Dr Jagvinder Singh Virk said when it became clear a government-organised Qantas flight out of Delhi would not eventuate, he and a few others began to search online to see if charter companies were able to arrange for a Lion Air plane to take 444 passengers from Delhi to Melbourne at a cost of $2300 per ticket.
Dr Jagvinder Singh Virk, chairman of India Australia Strategic Alliance, has arranged a number of charter flights to repatriate Australians from India.
But thousands more remain stranded in countries including in Saudi Arabia, the Philippines and India, with diminishing options for them to return.
Australians stuck in the Philippines after having flights home cancelled last month say many are still uncertain that they will be able to board a repatriation flight from Manila – despite a number of domestic flights offered from regional centres.
More than 1300 Australians have registered their interest in repatriation with the Australian embassy in the Philippines.

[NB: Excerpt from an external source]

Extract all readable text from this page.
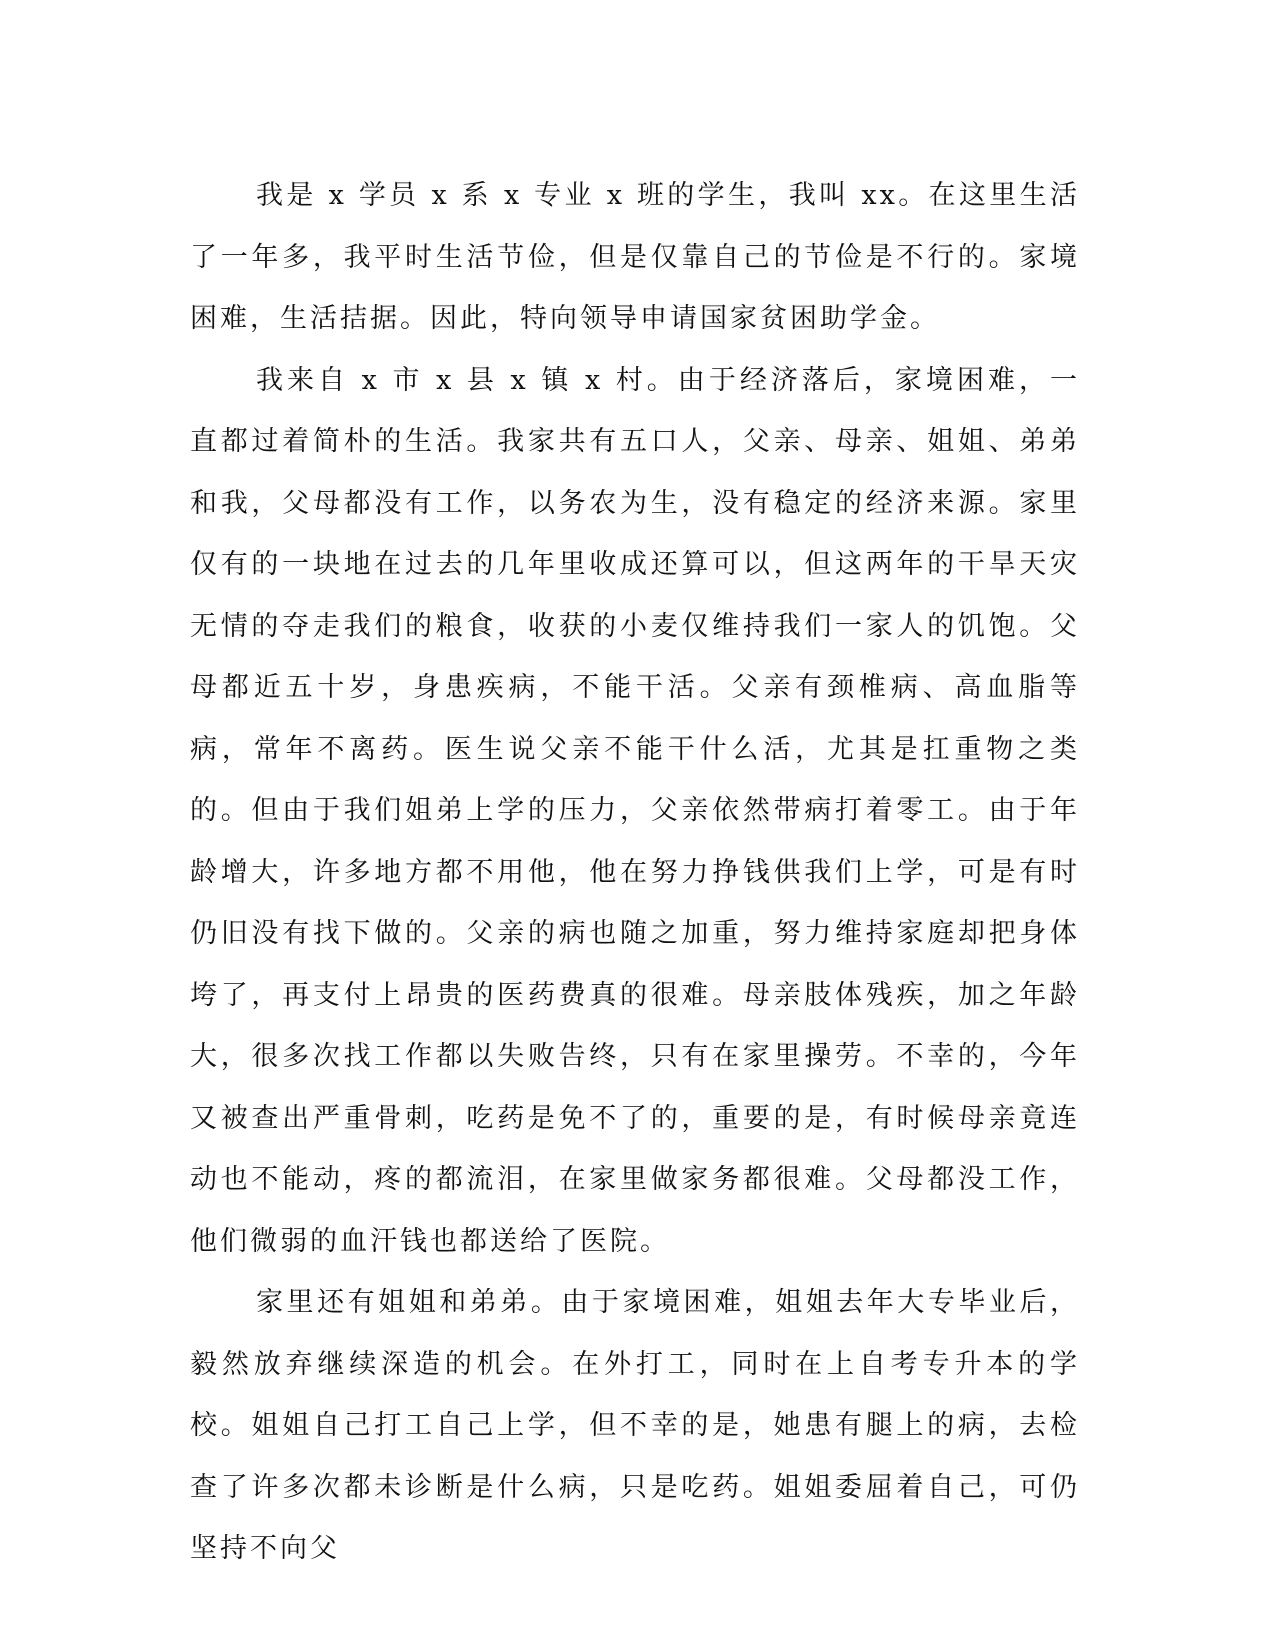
我是 x 学员 x 系 x 专业 x 班的学生，我叫 xx。在这里生活了一年多，我平时生活节俭，但是仅靠自己的节俭是不行的。家境困难，生活拮据。因此，特向领导申请国家贫困助学金。

我来自 x 市 x 县 x 镇 x 村。由于经济落后，家境困难，一直都过着简朴的生活。我家共有五口人，父亲、母亲、姐姐、弟弟和我，父母都没有工作，以务农为生，没有稳定的经济来源。家里仅有的一块地在过去的几年里收成还算可以，但这两年的干旱天灾无情的夺走我们的粮食，收获的小麦仅维持我们一家人的饥饱。父母都近五十岁，身患疾病，不能干活。父亲有颈椎病、高血脂等病，常年不离药。医生说父亲不能干什么活，尤其是扛重物之类的。但由于我们姐弟上学的压力，父亲依然带病打着零工。由于年龄增大，许多地方都不用他，他在努力挣钱供我们上学，可是有时仍旧没有找下做的。父亲的病也随之加重，努力维持家庭却把身体垮了，再支付上昂贵的医药费真的很难。母亲肢体残疾，加之年龄大，很多次找工作都以失败告终，只有在家里操劳。不幸的，今年又被查出严重骨刺，吃药是免不了的，重要的是，有时候母亲竟连动也不能动，疼的都流泪，在家里做家务都很难。父母都没工作，他们微弱的血汗钱也都送给了医院。

家里还有姐姐和弟弟。由于家境困难，姐姐去年大专毕业后，毅然放弃继续深造的机会。在外打工，同时在上自考专升本的学校。姐姐自己打工自己上学，但不幸的是，她患有腿上的病，去检查了许多次都未诊断是什么病，只是吃药。姐姐委屈着自己，可仍坚持不向父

One of those, businessman Michael Armstrong, said he was fortunate to have secured a $1000 seat on a special Philippine Airlines flight to Melbourne. But he said the Australian government "has been very slow to respond" to the crisis and people who have run out of money waiting for assistance feel "abandoned".
In Saudi Arabia, about 300 Australians facing a $6000 flight home received some positive news on Monday, with Qatar Airways reintroducing daily flights between Kuwait and Doha, bringing the estimated total cost of the proposed repatriation flight to under $4000.
On Monday, Dr Virk confirmed that another two flights would depart this week to bring Australians home from India. But he said he would only be able help 2000 Australians return home over the next 10 days.
He urged the Australian government and Foreign Affairs Minister Marise Payne to "send the planes on a nominal price to India" where up to 8000 more Australians were seeking an affordable repatriation option.
"If we can do it, the Australian government must and should do it. Charging $3500, $4000, for one way ticket, it is … not the right way to deal with Australians," he said.